My daughters lived in Port Hope. Danny and I had driven there to pick them up for a visit. He knew Laurie (who runs The Black Lamb) and wanted to drop into the store. We had no idea how important an event it would be.

We also picked out some small bundles of dyed fleece. In the car the girls began spinning them by hand, coached by Danny. Marian was particularly captivated. Back at Danny's house he gave her some dyed silk hankies he had on hand (these are not real hankies, but thin squares of silk fibre that can be pulled apart and spun into yarn). Marian spent the rest of the weekend working with these.

Over the next few weeks Marian returned to The Black Lamb on her own. During my next visit to Port Hope when we went back to the store Marian and Laurie carried on like old friends. Laurie was looking for a co-op student to help in the shop.

Marian was eager. This was early last year. Within a few more weeks she was working there for a high school credit, and had struck up an important relationship with Laurie. My daughter acquired a spinning wheel. She learned to spin and dye fibre. She had a knack for colour. Last summer she showed me how to felt wool.

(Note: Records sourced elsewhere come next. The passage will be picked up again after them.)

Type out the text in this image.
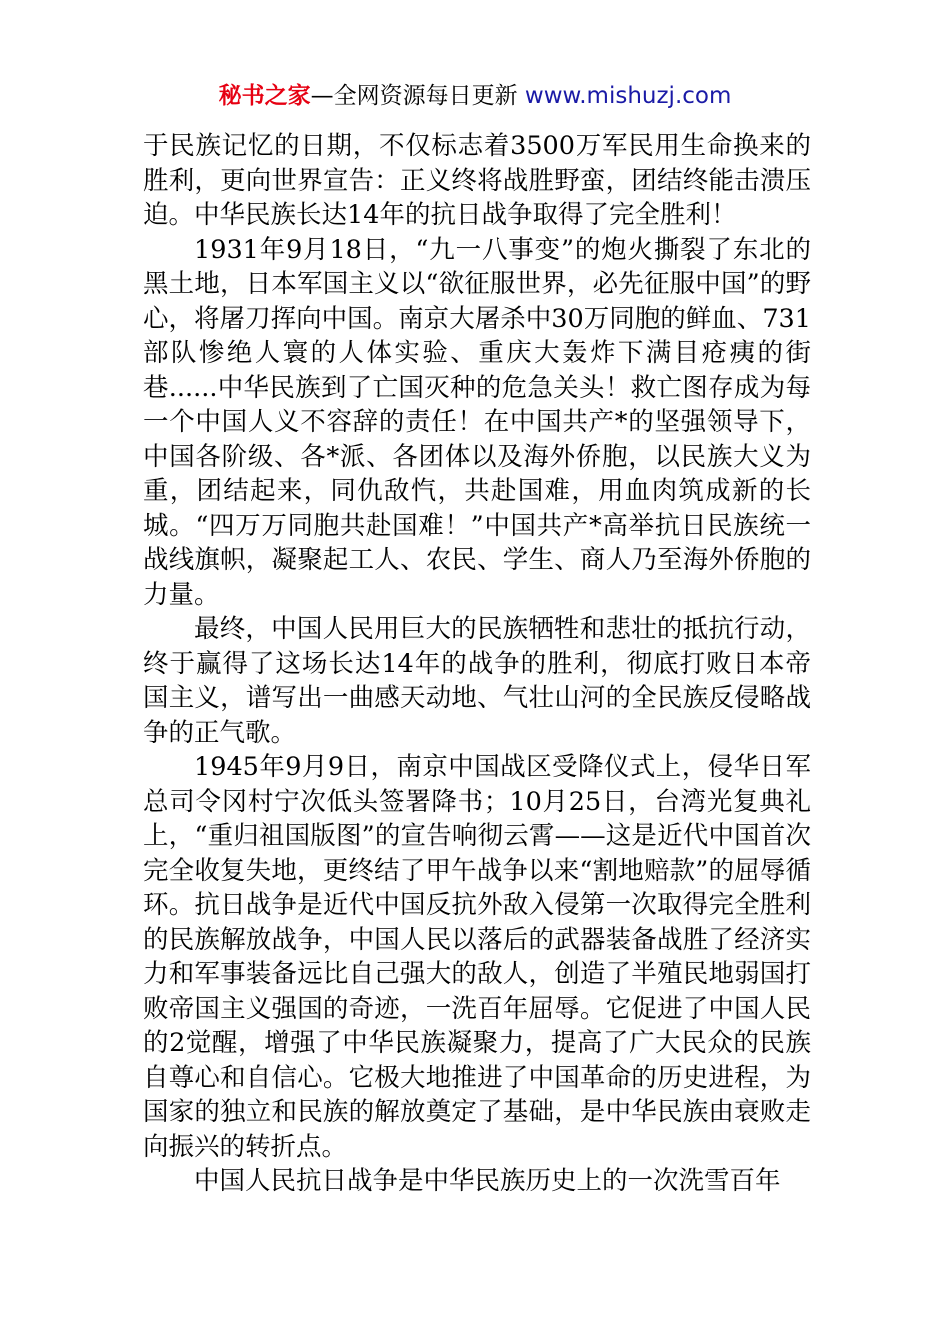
秘书之家—全网资源每日更新 www.mishuzj.com

于民族记忆的日期，不仅标志着3500万军民用生命换来的胜利，更向世界宣告：正义终将战胜野蛮，团结终能击溃压迫。中华民族长达14年的抗日战争取得了完全胜利！

1931年9月18日，“九一八事变”的炮火撕裂了东北的黑土地，日本军国主义以“欲征服世界，必先征服中国”的野心，将屠刀挥向中国。南京大屠杀中30万同胞的鲜血、731部队惨绝人寰的人体实验、重庆大轰炸下满目疮痍的街巷......中华民族到了亡国灭种的危急关头！救亡图存成为每一个中国人义不容辞的责任！在中国共产*的坚强领导下，中国各阶级、各*派、各团体以及海外侨胞，以民族大义为重，团结起来，同仇敌忾，共赴国难，用血肉筑成新的长城。“四万万同胞共赴国难！”中国共产*高举抗日民族统一战线旗帜，凝聚起工人、农民、学生、商人乃至海外侨胞的力量。

最终，中国人民用巨大的民族牺牲和悲壮的抵抗行动，终于赢得了这场长达14年的战争的胜利，彻底打败日本帝国主义，谱写出一曲感天动地、气壮山河的全民族反侵略战争的正气歌。

1945年9月9日，南京中国战区受降仪式上，侵华日军总司令冈村宁次低头签署降书；10月25日，台湾光复典礼上，“重归祖国版图”的宣告响彻云霄——这是近代中国首次完全收复失地，更终结了甲午战争以来“割地赔款”的屈辱循环。抗日战争是近代中国反抗外敌入侵第一次取得完全胜利的民族解放战争，中国人民以落后的武器装备战胜了经济实力和军事装备远比自己强大的敌人，创造了半殖民地弱国打败帝国主义强国的奇迹，一洗百年屈辱。它促进了中国人民的2觉醒，增强了中华民族凝聚力，提高了广大民众的民族自尊心和自信心。它极大地推进了中国革命的历史进程，为国家的独立和民族的解放奠定了基础，是中华民族由衰败走向振兴的转折点。

中国人民抗日战争是中华民族历史上的一次洗雪百年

This summer she received a government grant for young entrepreneurs, with plans to produce her own yarn at home to sell on an Etsy website. She has already received several commissions for custom yarn, and her business was reported in The Northumberland News. She is seventeen, fierce and resourceful, and I am proud of her.

[Late breaking news: Marian's business was featured last night on CBC's The National in a story about student unemployment and employment (go to the 11-minute mark).]